Par Hum Bhandari, directeur exécutif par intérim du membre de Forus au Népal (NFN - NGO Federation of Nepal) 

L'espace civique est devenu relativement encourageant au Népal après le rétablissement de la démocratie en 1990. Les ONG/OSC ont ensuite prospéré et ont contribué à la prise de conscience politique et au développement social et économique. La Constitution du Népal, promulguée par l'assemblée constituante de 2015, garantit en outre les droits fondamentaux d'une manière inédite ainsi que la liberté d'association, la liberté de réunion et la liberté d'expression, constituant un certain potentiel pour l'espace civique au Népal. 

Cependant, il est décevant de constater que les pensées des leaders politiques et des gouvernements du Népal n'ont pas encore été aussi progressistes que la constitution. Les ONG/OSC continuent d'être régies par la loi sur l'enregistrement des associations de 1977, la loi sur la protection sociale de 1992 et la loi d'orientation nationale de 1961, qui ont été promulguées sous un régime non démocratique. Il y a plus d'une décennie que les OSC ont demandé que des dispositions juridiques progressives, pertinentes et intégrées régissent les OSC/ONG. Pourtant, cela n'a pas été mis en oeuvre.  

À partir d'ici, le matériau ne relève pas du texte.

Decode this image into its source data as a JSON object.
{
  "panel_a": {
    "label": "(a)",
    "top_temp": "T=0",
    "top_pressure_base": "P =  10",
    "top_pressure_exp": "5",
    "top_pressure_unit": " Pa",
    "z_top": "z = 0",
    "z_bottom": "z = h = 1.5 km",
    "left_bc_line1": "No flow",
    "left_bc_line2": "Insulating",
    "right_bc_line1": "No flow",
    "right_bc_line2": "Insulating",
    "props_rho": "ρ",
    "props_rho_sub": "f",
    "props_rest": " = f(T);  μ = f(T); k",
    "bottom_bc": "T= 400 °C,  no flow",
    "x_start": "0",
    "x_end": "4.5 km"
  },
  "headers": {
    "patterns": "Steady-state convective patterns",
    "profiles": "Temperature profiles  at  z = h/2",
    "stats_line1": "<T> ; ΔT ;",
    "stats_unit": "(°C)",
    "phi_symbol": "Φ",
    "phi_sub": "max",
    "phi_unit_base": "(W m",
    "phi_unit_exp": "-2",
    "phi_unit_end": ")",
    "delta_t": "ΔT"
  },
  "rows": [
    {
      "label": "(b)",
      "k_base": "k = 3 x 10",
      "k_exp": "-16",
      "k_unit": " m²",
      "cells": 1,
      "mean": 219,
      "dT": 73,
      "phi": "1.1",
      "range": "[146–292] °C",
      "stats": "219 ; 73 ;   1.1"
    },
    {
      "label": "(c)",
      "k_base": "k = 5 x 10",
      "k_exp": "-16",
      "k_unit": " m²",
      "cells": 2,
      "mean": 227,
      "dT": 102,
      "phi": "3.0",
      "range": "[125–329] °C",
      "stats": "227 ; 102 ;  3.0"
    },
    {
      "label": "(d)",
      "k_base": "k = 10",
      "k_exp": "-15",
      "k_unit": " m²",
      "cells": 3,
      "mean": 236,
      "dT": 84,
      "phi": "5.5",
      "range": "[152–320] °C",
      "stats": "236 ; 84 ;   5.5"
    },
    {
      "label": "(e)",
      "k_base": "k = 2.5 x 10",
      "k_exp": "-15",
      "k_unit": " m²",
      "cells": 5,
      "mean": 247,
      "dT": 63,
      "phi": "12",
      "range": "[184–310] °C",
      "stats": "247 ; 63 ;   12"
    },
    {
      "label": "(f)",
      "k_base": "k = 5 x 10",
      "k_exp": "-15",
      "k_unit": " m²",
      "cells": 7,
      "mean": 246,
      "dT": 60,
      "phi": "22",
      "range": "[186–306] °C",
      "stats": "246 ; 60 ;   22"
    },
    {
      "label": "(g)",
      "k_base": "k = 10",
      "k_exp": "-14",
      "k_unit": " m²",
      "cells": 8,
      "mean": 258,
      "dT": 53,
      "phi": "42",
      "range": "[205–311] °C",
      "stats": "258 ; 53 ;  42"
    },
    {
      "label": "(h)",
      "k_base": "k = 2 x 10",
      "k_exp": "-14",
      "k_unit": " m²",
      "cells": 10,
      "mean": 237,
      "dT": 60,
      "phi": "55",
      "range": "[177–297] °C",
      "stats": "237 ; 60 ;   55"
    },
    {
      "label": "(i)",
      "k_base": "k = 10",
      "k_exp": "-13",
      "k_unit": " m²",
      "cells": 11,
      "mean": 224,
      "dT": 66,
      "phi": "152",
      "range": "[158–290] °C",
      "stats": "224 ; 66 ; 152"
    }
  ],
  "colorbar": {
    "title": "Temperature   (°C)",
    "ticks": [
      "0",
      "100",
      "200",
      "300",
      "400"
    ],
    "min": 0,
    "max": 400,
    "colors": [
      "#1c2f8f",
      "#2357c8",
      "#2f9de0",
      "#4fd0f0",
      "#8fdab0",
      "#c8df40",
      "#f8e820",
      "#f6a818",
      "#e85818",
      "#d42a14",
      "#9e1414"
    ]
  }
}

Ironiquement, la contribution des OSC/ONG au développement d’une conscience politique, à la transformation sociale, à la prestation de services et au développement économique, en particulier pendant la décennie d'insurrection maoïste et le Mouvement du peuple en 2006, a été largement sous-estimée. Lorsque la confiance du public dans les partis politiques était faible, que le roi de l'époque mettait en oeuvre son régime autocratique et que l'insurrection maoïste était à son apogée, les OSC népalaises, dirigées par la NFN-NGO Federation of Nepal, ont soutenu les partis politiques pour qu'ils dirigent un mouvement politique décisif en 2006 pour la démocratie fédérale au Népal.  

Sans la reconnaître et contre l'esprit de la constitution, le gouvernement actuel, sous l'influence de la bureaucratie, a fait de multiples tentatives pour restreindre la société civile, découragé les militants des ONG et créé de multiples obstacles à la création et au maintien des ONG/OSC 

Après la restructuration fédérale du pays, des confusions se sont produites concernant le chevauchement des rôles pour gouverner les ONG/OSC. La loi de 2017 sur le fonctionnement des gouvernements locaux requiert que les ONG/OSC travaillent en étroite coordination avec chaque gouvernement local en faisant approuver et en alignant leurs activités sur celles des gouvernements locaux concernés. Les ONG/OSC qui travaillent dans plusieurs niveaux et districts de gouvernement local doivent se soumettre à de multiples exigences et obligations. En outre, la politique de coopération au développement international de 2019 et d'autres politiques ont largement restreint les sources de financement des OSC au Népal.  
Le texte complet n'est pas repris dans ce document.